そのアトリエは溺愛の檻
確かにあの日は甘い言葉に喜べるくらいに無防備だった。

背が高くて冷たそうとかクールと言われることが多く、甘い言葉に慣れていなかった私は、去年甘い言葉のシャワーに浮かれてしまい、少し痛いめに遭った。だからそれ以来、危なそうだと思ったら傘をさして自分を守るようにしていた。一年間恋から遠ざかっていたのも、それが原因だったりする。

だけどあの日は酔っていたのと、きれいな写真を見て心が満たされていたのとで、何かを気にする余裕がなくて、目の前にいた良い男のことしか考えられなかった。

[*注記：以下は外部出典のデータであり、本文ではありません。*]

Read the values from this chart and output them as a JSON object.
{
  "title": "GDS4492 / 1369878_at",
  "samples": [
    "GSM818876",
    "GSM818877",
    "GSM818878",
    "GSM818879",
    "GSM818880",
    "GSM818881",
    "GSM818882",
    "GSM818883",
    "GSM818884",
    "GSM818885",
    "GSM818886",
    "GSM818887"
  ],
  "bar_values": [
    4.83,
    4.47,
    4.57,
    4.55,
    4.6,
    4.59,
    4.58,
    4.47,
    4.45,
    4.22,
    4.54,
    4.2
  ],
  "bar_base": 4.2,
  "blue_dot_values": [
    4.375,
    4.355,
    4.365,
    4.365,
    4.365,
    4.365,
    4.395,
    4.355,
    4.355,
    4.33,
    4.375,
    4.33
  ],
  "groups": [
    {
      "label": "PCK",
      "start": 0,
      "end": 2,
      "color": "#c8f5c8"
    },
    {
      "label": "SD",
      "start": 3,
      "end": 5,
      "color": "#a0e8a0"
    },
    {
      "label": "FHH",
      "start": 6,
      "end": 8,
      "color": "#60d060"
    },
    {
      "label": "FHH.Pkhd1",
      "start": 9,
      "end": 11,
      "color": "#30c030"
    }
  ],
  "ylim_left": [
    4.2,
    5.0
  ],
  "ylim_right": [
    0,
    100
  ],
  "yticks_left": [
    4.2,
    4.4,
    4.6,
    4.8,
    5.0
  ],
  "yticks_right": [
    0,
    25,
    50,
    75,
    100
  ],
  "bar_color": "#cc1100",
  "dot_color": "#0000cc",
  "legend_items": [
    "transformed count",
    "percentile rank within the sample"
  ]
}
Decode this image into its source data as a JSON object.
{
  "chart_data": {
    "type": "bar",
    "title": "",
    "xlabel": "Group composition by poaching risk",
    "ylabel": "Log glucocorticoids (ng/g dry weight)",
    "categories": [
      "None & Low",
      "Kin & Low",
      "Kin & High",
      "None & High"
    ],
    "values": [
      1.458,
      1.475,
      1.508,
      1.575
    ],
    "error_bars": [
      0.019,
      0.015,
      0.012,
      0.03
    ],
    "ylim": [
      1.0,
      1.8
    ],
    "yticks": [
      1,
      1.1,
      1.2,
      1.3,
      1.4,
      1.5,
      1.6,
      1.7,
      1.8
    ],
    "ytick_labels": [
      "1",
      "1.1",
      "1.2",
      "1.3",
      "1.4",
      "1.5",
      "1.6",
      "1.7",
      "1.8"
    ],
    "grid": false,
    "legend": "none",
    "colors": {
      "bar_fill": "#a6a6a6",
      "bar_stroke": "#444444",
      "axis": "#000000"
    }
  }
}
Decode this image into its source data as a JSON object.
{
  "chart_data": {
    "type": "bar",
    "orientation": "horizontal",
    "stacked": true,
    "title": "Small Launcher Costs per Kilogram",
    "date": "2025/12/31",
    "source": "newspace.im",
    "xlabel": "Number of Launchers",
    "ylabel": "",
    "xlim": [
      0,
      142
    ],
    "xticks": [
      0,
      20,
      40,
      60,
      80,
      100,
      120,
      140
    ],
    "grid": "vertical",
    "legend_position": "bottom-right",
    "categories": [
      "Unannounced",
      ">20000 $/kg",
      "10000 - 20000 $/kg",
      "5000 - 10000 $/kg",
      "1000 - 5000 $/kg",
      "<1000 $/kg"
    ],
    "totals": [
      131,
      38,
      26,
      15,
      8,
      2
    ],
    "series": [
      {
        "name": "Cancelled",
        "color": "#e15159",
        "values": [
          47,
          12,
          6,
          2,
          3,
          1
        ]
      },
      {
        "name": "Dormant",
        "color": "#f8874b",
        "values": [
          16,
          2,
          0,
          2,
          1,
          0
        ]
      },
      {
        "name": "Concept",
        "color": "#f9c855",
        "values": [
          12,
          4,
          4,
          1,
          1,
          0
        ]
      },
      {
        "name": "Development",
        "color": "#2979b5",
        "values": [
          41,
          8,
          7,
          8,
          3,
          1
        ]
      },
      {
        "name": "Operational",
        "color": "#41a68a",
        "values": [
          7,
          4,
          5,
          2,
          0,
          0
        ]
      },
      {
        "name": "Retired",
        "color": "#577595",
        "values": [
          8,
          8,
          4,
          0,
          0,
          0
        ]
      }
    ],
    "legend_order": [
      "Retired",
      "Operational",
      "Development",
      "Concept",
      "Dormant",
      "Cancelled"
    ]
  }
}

「そうですね、お酒は人をダメにするので今日はこれで失礼しますね。ご馳走様でした」

「そう来るか。強気なのも似合うからいいけど。撮影では素直な百音を見せてもらうよ。あと今日のワンピースは百音のために選んだプレゼントだから持って帰ってね。また次回は別の衣装を準備しておくよ」

「え、次回って?」

「ん? まさか今日ので終わりだとでも思ってないよね」

「でもさっき、撮影が無事に終了したから乾杯って……」

「うん、第一回目の撮影が」

「そんな」


力が抜け、壁に寄りかかりそうになった。